“But with the throttle screwed on there is only the barest margin and no room for mistakes. It has to be done right . . and that’s when the strange music starts, when you stretch your luck so far that the fear becomes exhilaration and vibrates along your arms. You can barely see a hundred; the tears blow back so fast that they vaporize before they get to your ears… ”
Hunter S. Thompson
Hell’s Angels: The Strange and Terrible Saga of the Outlaw Motorcycle Gangs
Hell’s Angels began as the article The Motorcycle Gangs: Losers and Outsiders, written by Thompson for the May 17, 1965 issue of The Nation. In March 1965, The Nation editor Carey McWilliams wrote to Thompson and offered to pay the journalist for an article on the subject of motorcycle gangs, and the Hells Angels in particular. Thompson took the job and the article, published about a month later, prompted book offers from several publishers interested in the topic.

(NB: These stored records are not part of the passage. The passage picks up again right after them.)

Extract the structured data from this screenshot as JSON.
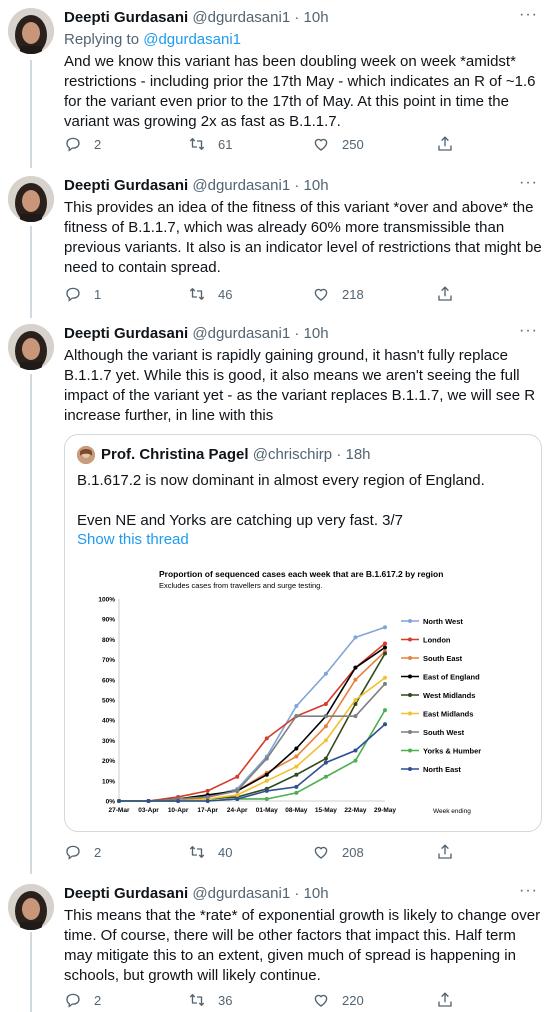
{
  "tweets": [
    {
      "name": "Deepti Gurdasani",
      "handle": "@dgurdasani1",
      "time": "10h",
      "reply_prefix": "Replying to",
      "reply_handle": "@dgurdasani1",
      "text": "And we know this variant has been doubling week on week *amidst* restrictions - including prior the 17th May - which indicates an R of ~1.6 for the variant even prior to the 17th of May. At this point in time the variant was growing 2x as fast as B.1.1.7.",
      "replies": "2",
      "retweets": "61",
      "likes": "250"
    },
    {
      "name": "Deepti Gurdasani",
      "handle": "@dgurdasani1",
      "time": "10h",
      "text": "This provides an idea of the fitness of this variant *over and above* the fitness of B.1.1.7, which was already 60% more transmissible than previous variants. It also is an indicator level of restrictions that might be need to contain spread.",
      "replies": "1",
      "retweets": "46",
      "likes": "218"
    },
    {
      "name": "Deepti Gurdasani",
      "handle": "@dgurdasani1",
      "time": "10h",
      "text": "Although the variant is rapidly gaining ground, it hasn't fully replace B.1.1.7 yet. While this is good, it also means we aren't seeing the full impact of the variant yet - as the variant replaces B.1.1.7, we will see R increase further, in line with this",
      "replies": "2",
      "retweets": "40",
      "likes": "208",
      "quote": {
        "name": "Prof. Christina Pagel",
        "handle": "@chrischirp",
        "time": "18h",
        "text_line1": "B.1.617.2 is now dominant in almost every region of England.",
        "text_line2": "Even NE and Yorks are catching up very fast. 3/7",
        "show_thread": "Show this thread"
      }
    },
    {
      "name": "Deepti Gurdasani",
      "handle": "@dgurdasani1",
      "time": "10h",
      "text": "This means that the *rate* of exponential growth is likely to change over time. Of course, there will be other factors that impact this. Half term may mitigate this to an extent, given much of spread is happening in schools, but growth will likely continue.",
      "replies": "2",
      "retweets": "36",
      "likes": "220"
    }
  ],
  "separator": "·",
  "more_glyph": "···",
  "colors": {
    "accent": "#1d9bf0",
    "secondary_text": "#536471"
  },
  "icons": [
    "reply-icon",
    "retweet-icon",
    "like-icon",
    "share-icon",
    "more-icon"
  ],
  "chart_data": {
    "type": "line",
    "title": "Proportion of sequenced cases each week that are B.1.617.2  by region",
    "subtitle": "Excludes cases from travellers and surge testing.",
    "xlabel": "Week ending",
    "ylabel": "",
    "categories": [
      "27-Mar",
      "03-Apr",
      "10-Apr",
      "17-Apr",
      "24-Apr",
      "01-May",
      "08-May",
      "15-May",
      "22-May",
      "29-May"
    ],
    "y_ticks": [
      "0%",
      "10%",
      "20%",
      "30%",
      "40%",
      "50%",
      "60%",
      "70%",
      "80%",
      "90%",
      "100%"
    ],
    "ylim": [
      0,
      100
    ],
    "legend": "right",
    "grid": false,
    "series": [
      {
        "name": "North West",
        "color": "#7ea6d8",
        "values": [
          0,
          0,
          1,
          2,
          6,
          22,
          47,
          63,
          81,
          86
        ]
      },
      {
        "name": "London",
        "color": "#d63b2c",
        "values": [
          0,
          0,
          2,
          5,
          12,
          31,
          42,
          48,
          66,
          78
        ]
      },
      {
        "name": "South East",
        "color": "#e6823a",
        "values": [
          0,
          0,
          0,
          2,
          5,
          14,
          22,
          37,
          60,
          74
        ]
      },
      {
        "name": "East of England",
        "color": "#000000",
        "values": [
          0,
          0,
          1,
          3,
          5,
          13,
          26,
          42,
          66,
          76
        ]
      },
      {
        "name": "West Midlands",
        "color": "#2f4a1f",
        "values": [
          0,
          0,
          0,
          1,
          2,
          6,
          13,
          21,
          48,
          73
        ]
      },
      {
        "name": "East Midlands",
        "color": "#f2c12e",
        "values": [
          0,
          0,
          0,
          1,
          3,
          10,
          17,
          30,
          50,
          61
        ]
      },
      {
        "name": "South West",
        "color": "#7f7f7f",
        "values": [
          0,
          0,
          1,
          2,
          5,
          21,
          42,
          42,
          42,
          58
        ]
      },
      {
        "name": "Yorks & Humber",
        "color": "#4caf50",
        "values": [
          0,
          0,
          0,
          0,
          1,
          1,
          4,
          12,
          20,
          45
        ]
      },
      {
        "name": "North East",
        "color": "#2f4f8f",
        "values": [
          0,
          0,
          0,
          0,
          1,
          5,
          7,
          19,
          25,
          38
        ]
      }
    ]
  }
}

Thompson spent the next year preparing for the new book in close quarters with the Hells Angels, in particular the San Francisco and Oakland chapters of the club and their president Ralph “Sonny” Barger. Thompson was upfront with the Angels about his role as a journalist, a dangerous move given their marked distrust of reporters from what the club considered to be bad press. Thompson was introduced to the gang by Birney Jarvis, a former club member and then police-beat reporter for the San Francisco Chronicle. This introduction, coming from an Angel and reporter, allowed Thompson to get close to the gang in a way others had not been able.
Thompson remained close with the Angels for a year, but ultimately the relationship waned. It ended for good after several members of the gang gave him a savage beating or “stomping” over a remark made by Thompson to an Angel named Junkie George, who was beating his wife.